Nicholas Bogel-Burroughs
Tucson, Arizona: Television news anchor Savannah Guthrie says her family is offering up to $1 million for information that leads to finding her mother, Nancy, who was abducted from her home more than three weeks ago.
Guthrie, a US Today show host, made the new offer in a four-minute video posted on Instagram in which she acknowledged that her 84-year-old mother may already be dead, but said the family was holding out hope for a miracle. If Nancy Guthrie has died, she said, the family still needs to know where she is.
The family is also donating $500,000 to the National Centre for Missing and Exploited Children, a nonprofit group that works to find missing children and stop children from being sexually exploited.

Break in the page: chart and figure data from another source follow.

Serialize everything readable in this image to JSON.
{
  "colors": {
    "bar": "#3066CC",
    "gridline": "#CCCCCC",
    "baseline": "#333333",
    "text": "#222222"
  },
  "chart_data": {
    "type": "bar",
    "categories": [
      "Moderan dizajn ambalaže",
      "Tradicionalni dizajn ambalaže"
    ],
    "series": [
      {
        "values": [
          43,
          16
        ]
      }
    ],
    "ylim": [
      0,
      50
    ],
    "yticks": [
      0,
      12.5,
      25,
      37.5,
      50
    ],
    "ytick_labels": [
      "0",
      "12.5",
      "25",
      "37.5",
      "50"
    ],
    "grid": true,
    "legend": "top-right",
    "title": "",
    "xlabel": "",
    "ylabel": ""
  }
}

The reward of $1 million is in addition to a current FBI reward of $100,000, and both would be paid to anyone offering information that leads to locating Guthrie. There is also a $100,000 reward being offered by a Tucson, Arizona-based crime hotline.
“If you’ve been waiting, and you haven’t been sure, let this be your sign to please come forward,” Guthrie said.
“Tell what you know, and help us bring our beloved mum home so that we can either celebrate a glorious, miraculous homecoming, or celebrate the beautiful, brave and courageous and noble life that she has lived.”
Nancy Guthrie was abducted from her home just north of Tucson, Arizona, early in the morning on February 1 — “taken in the dark of night from her bed,” Savannah Guthrie said in the video she posted Tuesday morning (local time).
The FBI and local sheriff’s department have received tens of thousands of tips, but have offered few clues about who might have taken her.
The key evidence so far has been 44 seconds of footage from Nancy Guthrie’s doorbell camera that showed a masked, armed man approaching her door shortly before her abduction.
The Pima County Sheriff’s Department publicly ruled out Guthrie’s family — including Nancy Guthrie’s children and their spouses — as suspects last week. Hundreds of investigators from the department and the FBI are assigned to the case, authorities have said.
Savannah Guthrie’s video on Tuesday was the first time in more than a week that she had spoken publicly. She and her siblings had released several other videos early in the investigation, offering to negotiate a ransom payment to any abductor.
Since then, however, there has been little discussion from authorities or the family about any purported ransom demands. Over the past two weeks, the focus of investigators and the family appears to have turned to trying to generate tips.
In her video, Savannah Guthrie said she hoped that people would also give their attention to other cases of missing people who are not tied to celebrities like her.
“We are hoping that the attention that has been given to our mum and our family will extend to all the families like ours, who are in need,” she said.
The National Centre for Missing and Exploited Children, which is headquartered in Virginia, said on social media that it was grateful to the Guthrie family “for turning their personal heartbreak into a commitment to helping others”.